La ragazza dai capelli rossi fragola si diede un piccolo schiaffo sulla fronte, alzando gli occhi al cielo. «Sì. Stasera. C'è il ballo in onore dell'inizio della scuola, ricordate?»

«Cosa?» Mi uscì un suono strozzato. Non riuscivo a crederci. Considerando poi che non avevo nemmeno un cavaliere, la mia voglia di parteciparvi era pari a zero.

Lydia venne al mio fianco, mandando via i due ragazzi. «Cara, sei l'unica scusata.
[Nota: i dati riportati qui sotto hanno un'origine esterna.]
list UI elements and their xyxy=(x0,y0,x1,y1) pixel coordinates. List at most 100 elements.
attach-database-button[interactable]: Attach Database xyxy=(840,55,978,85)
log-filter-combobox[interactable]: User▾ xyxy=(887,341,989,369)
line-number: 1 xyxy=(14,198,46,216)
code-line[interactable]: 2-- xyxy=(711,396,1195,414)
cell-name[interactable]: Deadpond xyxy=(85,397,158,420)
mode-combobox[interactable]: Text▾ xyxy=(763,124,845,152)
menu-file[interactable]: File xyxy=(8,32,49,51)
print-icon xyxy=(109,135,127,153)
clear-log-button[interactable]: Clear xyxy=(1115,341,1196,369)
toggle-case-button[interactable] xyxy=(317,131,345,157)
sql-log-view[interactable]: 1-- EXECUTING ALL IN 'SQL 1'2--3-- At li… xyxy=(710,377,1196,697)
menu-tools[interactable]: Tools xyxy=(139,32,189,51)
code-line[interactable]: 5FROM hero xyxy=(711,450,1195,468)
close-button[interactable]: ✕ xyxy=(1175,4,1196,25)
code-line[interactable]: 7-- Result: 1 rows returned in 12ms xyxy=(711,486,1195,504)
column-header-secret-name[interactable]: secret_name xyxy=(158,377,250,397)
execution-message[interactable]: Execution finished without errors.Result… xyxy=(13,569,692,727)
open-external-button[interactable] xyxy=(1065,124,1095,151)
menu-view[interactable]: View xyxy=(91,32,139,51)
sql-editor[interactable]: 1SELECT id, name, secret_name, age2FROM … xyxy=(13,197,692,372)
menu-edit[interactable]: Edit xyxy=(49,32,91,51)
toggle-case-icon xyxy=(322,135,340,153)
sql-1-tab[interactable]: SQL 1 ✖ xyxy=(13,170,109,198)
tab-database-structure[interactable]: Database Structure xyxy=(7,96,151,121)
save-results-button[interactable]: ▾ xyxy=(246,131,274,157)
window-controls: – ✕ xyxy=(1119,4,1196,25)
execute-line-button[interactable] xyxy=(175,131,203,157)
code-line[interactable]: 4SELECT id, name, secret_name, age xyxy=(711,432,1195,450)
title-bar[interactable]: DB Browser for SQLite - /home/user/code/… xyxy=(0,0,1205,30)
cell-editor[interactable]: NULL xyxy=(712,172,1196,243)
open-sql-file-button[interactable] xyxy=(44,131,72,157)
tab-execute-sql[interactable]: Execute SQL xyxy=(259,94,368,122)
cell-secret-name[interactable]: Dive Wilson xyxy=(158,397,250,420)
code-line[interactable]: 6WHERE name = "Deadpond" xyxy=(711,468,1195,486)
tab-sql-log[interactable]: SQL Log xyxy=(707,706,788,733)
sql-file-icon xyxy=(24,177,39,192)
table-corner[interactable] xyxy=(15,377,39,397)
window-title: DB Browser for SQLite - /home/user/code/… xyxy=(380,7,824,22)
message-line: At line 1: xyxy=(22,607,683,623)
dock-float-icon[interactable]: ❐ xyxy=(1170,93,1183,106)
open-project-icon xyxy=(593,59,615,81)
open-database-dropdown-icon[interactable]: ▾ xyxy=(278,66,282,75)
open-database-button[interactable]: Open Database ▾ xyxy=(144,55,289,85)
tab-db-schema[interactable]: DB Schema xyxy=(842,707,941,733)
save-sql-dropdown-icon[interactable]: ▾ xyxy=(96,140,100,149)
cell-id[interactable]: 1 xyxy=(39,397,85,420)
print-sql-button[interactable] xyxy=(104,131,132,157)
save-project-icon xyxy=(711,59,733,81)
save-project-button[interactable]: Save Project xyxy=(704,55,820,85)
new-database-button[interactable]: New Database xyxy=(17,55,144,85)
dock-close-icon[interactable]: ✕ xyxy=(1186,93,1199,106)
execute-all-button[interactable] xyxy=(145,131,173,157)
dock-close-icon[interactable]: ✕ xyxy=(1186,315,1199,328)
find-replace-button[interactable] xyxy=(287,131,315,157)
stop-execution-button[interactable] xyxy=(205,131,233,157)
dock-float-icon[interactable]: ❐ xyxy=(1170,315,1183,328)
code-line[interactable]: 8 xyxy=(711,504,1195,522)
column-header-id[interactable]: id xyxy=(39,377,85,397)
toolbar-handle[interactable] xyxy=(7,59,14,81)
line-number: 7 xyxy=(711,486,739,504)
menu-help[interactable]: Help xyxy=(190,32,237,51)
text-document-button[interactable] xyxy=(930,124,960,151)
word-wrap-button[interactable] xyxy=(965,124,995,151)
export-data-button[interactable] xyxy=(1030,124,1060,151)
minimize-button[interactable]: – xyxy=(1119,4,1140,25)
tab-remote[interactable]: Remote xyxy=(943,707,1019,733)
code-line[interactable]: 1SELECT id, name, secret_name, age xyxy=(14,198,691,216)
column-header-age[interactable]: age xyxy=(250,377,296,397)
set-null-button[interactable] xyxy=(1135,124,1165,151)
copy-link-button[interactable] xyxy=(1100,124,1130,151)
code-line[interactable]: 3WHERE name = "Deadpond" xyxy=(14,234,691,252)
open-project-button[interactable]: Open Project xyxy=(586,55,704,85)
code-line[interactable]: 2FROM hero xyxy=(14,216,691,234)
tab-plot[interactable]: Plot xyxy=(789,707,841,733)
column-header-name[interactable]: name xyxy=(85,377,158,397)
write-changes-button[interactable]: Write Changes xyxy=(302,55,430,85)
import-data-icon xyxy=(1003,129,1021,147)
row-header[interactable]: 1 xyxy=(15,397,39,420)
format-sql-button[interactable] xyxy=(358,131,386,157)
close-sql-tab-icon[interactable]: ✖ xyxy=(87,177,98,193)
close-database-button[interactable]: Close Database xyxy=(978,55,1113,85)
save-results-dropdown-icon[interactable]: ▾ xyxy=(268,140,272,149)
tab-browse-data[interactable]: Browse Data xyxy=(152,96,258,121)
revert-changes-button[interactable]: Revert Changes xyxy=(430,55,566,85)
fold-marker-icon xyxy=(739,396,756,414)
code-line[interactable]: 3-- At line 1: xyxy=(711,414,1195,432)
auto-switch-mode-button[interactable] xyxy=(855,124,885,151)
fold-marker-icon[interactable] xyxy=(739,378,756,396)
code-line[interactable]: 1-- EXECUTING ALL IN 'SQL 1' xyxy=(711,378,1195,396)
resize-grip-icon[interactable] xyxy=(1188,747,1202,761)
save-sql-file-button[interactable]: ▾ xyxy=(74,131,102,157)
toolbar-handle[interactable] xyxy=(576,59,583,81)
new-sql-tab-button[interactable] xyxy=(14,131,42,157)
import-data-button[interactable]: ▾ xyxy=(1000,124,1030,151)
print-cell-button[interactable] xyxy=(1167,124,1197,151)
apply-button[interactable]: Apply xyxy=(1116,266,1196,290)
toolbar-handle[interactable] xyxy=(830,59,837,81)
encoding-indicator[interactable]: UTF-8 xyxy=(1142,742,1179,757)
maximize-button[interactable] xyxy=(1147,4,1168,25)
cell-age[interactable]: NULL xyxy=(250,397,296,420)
Voi due invece, dovreste essere già a casa a prepararvi, manca poco oramai!»

«Ma se sono appena le otto e mezza di mattina» affermò Melissa convinta.

«È già anche tardi per i miei gusti, soprattutto se quest'anno dovrò aiutare un'invalida a prepararsi.» Mi fece l'occhiolino e non potei altro che sorridere grata. «Quindi se non vi dispiace ragazzi, vi rubo la dama per il resto della giornata.»

Con dolcezza mi aiutò ad alzarmi, neanche fossi fatta di ceramica.
Una volta con i piedi sulle fredde piastrelle, constatai che mi sentivo decisamente meglio: tesi le braccia verso l'alto e mi stiracchiai, tirando ogni singolo muscolo del mio corpo.

Grazie al cielo le costole incrinate erano già stranamente guarite, così come le varie micro fratture e slogature; un miracolo secondo i dottori. Nonostante i lividi fossero ancora visibili, non si spiegavano come fossi riuscita a riprendermi tanto in fretta.

«Raccogli le tue cose» disse la rossa, perentoria. Feci per prendere alcuni vestiti e con l'aiuto di Melissa andare in bagno per indossarli, ma venni fermata. «Non c'è bisogno che ti cambi, abbiamo fretta.»

Poco convinta, annuii. «D'accordo.»

La osservai con un misto di diffidenza e fare scettico, ma alla fine, sotto lo sguardo incredulo dei presenti e con indosso un camice dai colori slavati, indossai le scarpe e uscii seguita da Lydia.

Purtroppo non feci nemmeno più in tempo a parlare con i due ragazzi che per chissà quale motivo erano già lì al mio risveglio e, soprattutto, non riuscii a scusarmi con loro per il mio completamento. Avrei rimediato alla festa la sera stessa.